Tunis, Tunisia - Twenty-year-old Maryam Hamim was dressed in black and carrying a guitar case as she stood in the doorway of a fashionable café in downtown Tunis.
A music student, she was one of the protesters who went out on the streets in the mass demonstrations that caused Tunisia's president of 23 years to suddenly step down and sparked a wave of protests throughout the Arab world that continue to this day.
But now she said she feels that the protest she took part in has been hijacked by religious political groups and that the freedoms she fought for will be restricted by the Islamist party that won the recent elections in Tunisia.
"The fact is when we went out, no one was Islamist," Hamim said about the protests in January. "We didn't ask any religion. We just said we want to take our freedom. The Islamists didn't go out with us on Jan. 14th but then they took the revolution for themselves."
While the protests in Tunisia — and elsewhere in the Arab world — were largely leaderless, secular mass movements, it is Islamist parties that are set to triumph in the first round of post-revolution elections.
Still, many analysts said they believed Tunisia would be a model of democratic values such as protection for religious minorities and women's rights.
The winner in Tunisia's first free elections held last month was Ennahda, an Islamist group that had been banned under the former regime. It won 89 out of the 217 seats, more than three times its closest rival.
Egypt, which shed its dictator Hosni Mubarak in February, will hold its first free elections starting Nov. 28 and polls show the Islamist parties are ahead. In Libya, which ended the regime of Moammar Gadhafi in October, Islamist groups are organizing for elections that may be held as early as June.
Tunisia's new leaders have assured international observers and their own people that they will not call for stricter religious laws in the country. But some here say that as time passes, the Islamists could push for stricter laws and that a more socially conservative culture will emerge.
"After two or three years they will say to women that they have to wear the veil.
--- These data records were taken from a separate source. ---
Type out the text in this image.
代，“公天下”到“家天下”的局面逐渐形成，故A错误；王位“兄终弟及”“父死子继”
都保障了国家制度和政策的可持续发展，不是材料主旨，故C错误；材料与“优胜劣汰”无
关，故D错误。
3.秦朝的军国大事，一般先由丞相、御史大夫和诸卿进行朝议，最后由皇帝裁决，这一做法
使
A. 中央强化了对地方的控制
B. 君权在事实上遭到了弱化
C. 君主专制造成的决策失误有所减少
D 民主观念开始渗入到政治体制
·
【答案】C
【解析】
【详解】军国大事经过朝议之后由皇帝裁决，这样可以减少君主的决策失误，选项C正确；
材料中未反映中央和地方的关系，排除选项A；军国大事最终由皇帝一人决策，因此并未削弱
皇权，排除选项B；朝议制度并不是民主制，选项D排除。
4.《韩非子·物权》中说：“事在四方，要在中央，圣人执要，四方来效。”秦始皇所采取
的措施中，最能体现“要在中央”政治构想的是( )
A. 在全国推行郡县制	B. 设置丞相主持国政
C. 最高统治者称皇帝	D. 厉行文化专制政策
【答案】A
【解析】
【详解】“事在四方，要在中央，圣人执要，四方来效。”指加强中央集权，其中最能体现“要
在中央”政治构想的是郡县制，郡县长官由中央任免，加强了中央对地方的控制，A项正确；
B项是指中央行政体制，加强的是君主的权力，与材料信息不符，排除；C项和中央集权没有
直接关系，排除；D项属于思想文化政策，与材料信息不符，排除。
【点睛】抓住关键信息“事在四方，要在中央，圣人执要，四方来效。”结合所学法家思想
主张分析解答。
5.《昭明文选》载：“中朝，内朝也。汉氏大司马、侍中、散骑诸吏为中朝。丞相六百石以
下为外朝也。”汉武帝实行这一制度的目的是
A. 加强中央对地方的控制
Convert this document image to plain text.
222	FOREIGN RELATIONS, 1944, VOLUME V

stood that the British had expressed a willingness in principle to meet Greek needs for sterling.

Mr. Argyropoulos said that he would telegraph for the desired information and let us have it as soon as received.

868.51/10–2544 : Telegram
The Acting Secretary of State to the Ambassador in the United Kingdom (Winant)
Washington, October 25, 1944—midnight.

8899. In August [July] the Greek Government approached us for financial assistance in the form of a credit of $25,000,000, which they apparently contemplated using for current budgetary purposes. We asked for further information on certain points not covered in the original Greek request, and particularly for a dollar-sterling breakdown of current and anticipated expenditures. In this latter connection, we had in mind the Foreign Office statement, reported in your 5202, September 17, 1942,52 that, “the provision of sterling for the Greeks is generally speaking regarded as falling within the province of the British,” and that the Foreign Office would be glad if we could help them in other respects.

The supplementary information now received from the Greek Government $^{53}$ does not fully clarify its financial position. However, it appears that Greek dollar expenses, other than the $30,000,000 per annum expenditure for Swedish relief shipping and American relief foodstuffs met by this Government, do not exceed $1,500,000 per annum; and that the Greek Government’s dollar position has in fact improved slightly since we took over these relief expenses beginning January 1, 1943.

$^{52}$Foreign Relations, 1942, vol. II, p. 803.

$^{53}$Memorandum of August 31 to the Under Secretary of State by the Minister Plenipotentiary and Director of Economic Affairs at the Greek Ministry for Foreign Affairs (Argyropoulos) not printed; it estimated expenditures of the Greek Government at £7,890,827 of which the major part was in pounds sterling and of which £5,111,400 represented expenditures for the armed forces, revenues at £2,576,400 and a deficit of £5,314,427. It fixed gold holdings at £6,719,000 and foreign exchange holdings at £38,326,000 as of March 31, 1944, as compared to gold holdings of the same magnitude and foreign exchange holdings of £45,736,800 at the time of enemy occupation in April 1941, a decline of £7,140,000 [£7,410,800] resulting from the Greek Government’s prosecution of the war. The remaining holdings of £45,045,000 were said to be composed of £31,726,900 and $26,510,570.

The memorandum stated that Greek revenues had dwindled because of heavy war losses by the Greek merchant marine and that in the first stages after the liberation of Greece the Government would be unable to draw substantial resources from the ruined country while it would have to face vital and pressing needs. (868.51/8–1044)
It could be like Iran. That's the nightmare," Hamim said.
Ennahda's election campaign focused on rooting out corruption and reviving Tunisia's economy and experts pointed out that it is these issues that the new transitional government will initially be focused on.
"In the short term, Ennahda's priorities seem focused on immediate challenges, most importantly reviving Tunisia's economy and boosting investor confidence, rather than addressing controversial issues like women's rights which could alienate the party's coalition partners and the international community," said Haim Malka, a Middle East expert from the Center for Strategic and International Studies in Washington.
But Malka added that this calculation could change.
"Ennahda's long-term strategy for shaping Tunisian society remains unclear at the moment," he said.
One woman explained that she feared her freedoms would be curtailed not by legislation but by a change in popular attitudes and a growing confidence among more conservative members of society.
"If (a man) stops you in the street and says 'please sister put on the veil,' he knows that he will not be punished. He got power from the election," said Rima Aloulou, a civil engineer.
"Ennahda will not exert legal means on these things but the people who believe it will exert it. You can criticize the system but you can't criticize religion," she said.
Ennahda's popularity stems in part not from its ideas but from respect for its history of opposition to the former regime.
Banned for decades, many of the group's leaders were forced into exile or imprisoned. But the party's success also reflects the attitudes of the majority of the population.
"The previous legislation of Tunisia was extremely secular but the population did not necessarily share this view," said Frederic Volpi, director of the Institute of Middle East and Central Asia Studies at the University of St. Andrews in Scotland.
"There is an impression that the revolution is actually more secular, more liberal, more educated than it actually is," Volpi said. "Some of the voices from this popular revolt have not been heard very much. They tend to be the less educated, the less secular. But they were also part of this process and they are being reflected in the electoral results."
"Many people love Ennahda," said Achraf Fachraoui, a man living in downtown Tunis. "But here in Tunis, we don't love it." He added that people in the capital were less conservative than elsewhere in the country.
"We don't practice our religion so much here in Tunis," Fachraoui said.
Another man in the capital said that he is openly atheist and had recently received death threats on Facebook.
"They say 'we see your picture, we are coming to kill you,' " Hatem Mejri, 28, said. "I am afraid. I'm planning to leave Tunisia soon."
Last year Mejri fell in love with Noor Ben Khamis, 25, a religious woman. But the relationship ended because of their differing views.
Wearing a headscarf tightly wound around her head, she joined him in a café in Tunis to discuss what Ennahda's victory meant for her as a supporter of the party and a devout Muslim.
"I feel that my life is different now," Khamis said.
"People are getting more into religion and that proves that there was something wrong with religion in Tunisia before," she said. "Now for the first time we feel free to practice our religion."
For now Hamim said she felt confident her voice would be heard in the new Tunisia where regular political protests continue to take place in the streets .
"I am not afraid of Ennahda," she said. "I evicted the old dictator. I can evict a new dictator."